Deux fermentations, deux ambiances
La fermentation alcoolique, c’est le coup d’envoi. Les levures transforment le sucre du raisin en alcool et en gaz carbonique. Ça bouillonne, ça chauffe, ça sent la vendange fraîche. Sans elle, pas de vin. Elle crée l’énergie du cru, fixe le degré, révèle les arômes de fruits.
La fermentation malolactique, elle, arrive ensuite, plus calme. Des bactéries lactiques transforment l’acide malique (celui qu’on trouve dans la pomme verte) en acide lactique (plus doux, type yaourt). Résultat: l’acidité se détend, la texture gagne en rondeur. C’est un polissage, pas une révolution.
Comment les distinguer, sans s’arracher les cheveux
Pour mémoriser, retenez ces repères simples.
- Levures vs bactéries: alcoolique = levures; malolactique = bactéries lactiques.

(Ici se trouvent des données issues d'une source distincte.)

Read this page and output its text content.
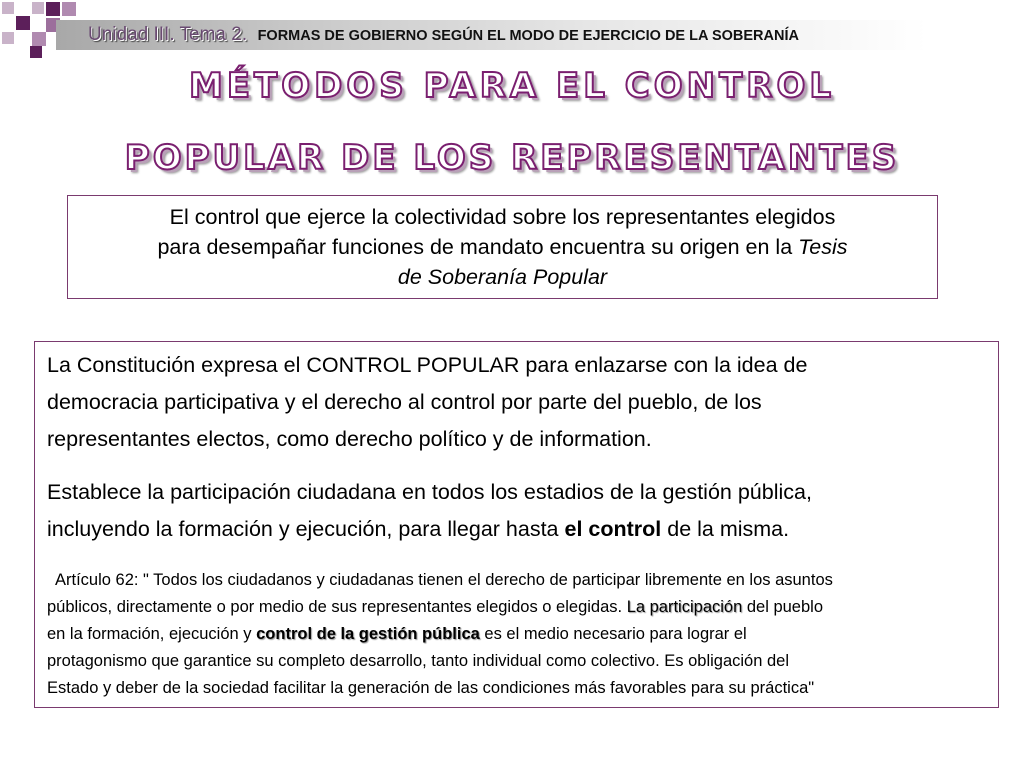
Unidad III. Tema 2. FORMAS DE GOBIERNO SEGÚN EL MODO DE EJERCICIO DE LA SOBERANÍA
MÉTODOS PARA EL CONTROL
POPULAR DE LOS REPRESENTANTES
El control que ejerce la colectividad sobre los representantes elegidos
para desempañar funciones de mandato encuentra su origen en la Tesis
de Soberanía Popular
La Constitución expresa el CONTROL POPULAR para enlazarse con la idea de
democracia participativa y el derecho al control por parte del pueblo, de los
representantes electos, como derecho político y de information.
Establece la participación ciudadana en todos los estadios de la gestión pública,
incluyendo la formación y ejecución, para llegar hasta el control de la misma.
Artículo 62: " Todos los ciudadanos y ciudadanas tienen el derecho de participar libremente en los asuntos
públicos, directamente o por medio de sus representantes elegidos o elegidas. La participación del pueblo
en la formación, ejecución y control de la gestión pública es el medio necesario para lograr el
protagonismo que garantice su completo desarrollo, tanto individual como colectivo. Es obligación del
Estado y deber de la sociedad facilitar la generación de las condiciones más favorables para su práctica"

- Sucre vs acidité: alcoolique consomme le sucre; malolactique adoucit l’acidité.
- Bulles vs velours: alcoolique fait bouillonner; malolactique lisse la texture.
- Indispensable vs optionnelle: l’alcoolique est nécessaire; la malolactique dépend du style recherché.
En deux mots: l’alcoolique fait le vin, la malolactique façonne son caractère.
Dans le verre: ce que ça change
Sur les rouges, la malolactique est presque toujours menée. Elle assouplit les tanins, assagit l’acidité, donne ce côté plus coulant. Un Pinot Noir gagne en soyeux, une Syrah prend un grain plus enveloppé.
Sur les blancs, c’est au choix. Un Chardonnay élevé en bois avec malo peut afficher des notes beurrées, de brioche, et une bouche ample. Si on bloque la malo, on garde du peps, des agrumes croquants, un profil plus droit. Ici, en Valais, certains Chasselas (Fendant) restent vifs et cristallins parce qu’on préserve cette fraîcheur. D’autres blancs, plus ronds, cherchent la caresse de la malo pour accompagner, disons, une volaille crémée.
Le choix du vigneron
On décide en fonction du cépage, de la maturité du raisin et du style visé. Année fraîche? La malo peut adoucir le trait. Année solaire? On peut la freiner pour garder du tonus. Techniquement, on joue sur la température, l’hygiène, parfois l’ensemencement: rien de sorcier, juste de la précision et du timing. Et oui, la malo vient après l’alcoolique: on ne polit pas un vin qui n’est pas encore né.
Conseil express pour vos dîners
Aimez-vous la tension citronnée avec les huîtres? Cherchez des blancs « vifs », souvent sans malo. Envie d’un blanc plus crémeux pour un risotto? Visez des chardonnays ou des blancs passés en barrique, avec malo. Et si l’étiquette ne dit rien, demandez au caviste: c’est son terrain de jeu.
Au fond, la différence entre fermentation malolactique et alcoolique tient en un duo bien rôdé: l’une donne la vie, l’autre l’équilibre. Deux étapes, une même quête: mettre en bouteille un paysage, une saison, et ce petit supplément d’âme qui fait revenir le nez au verre.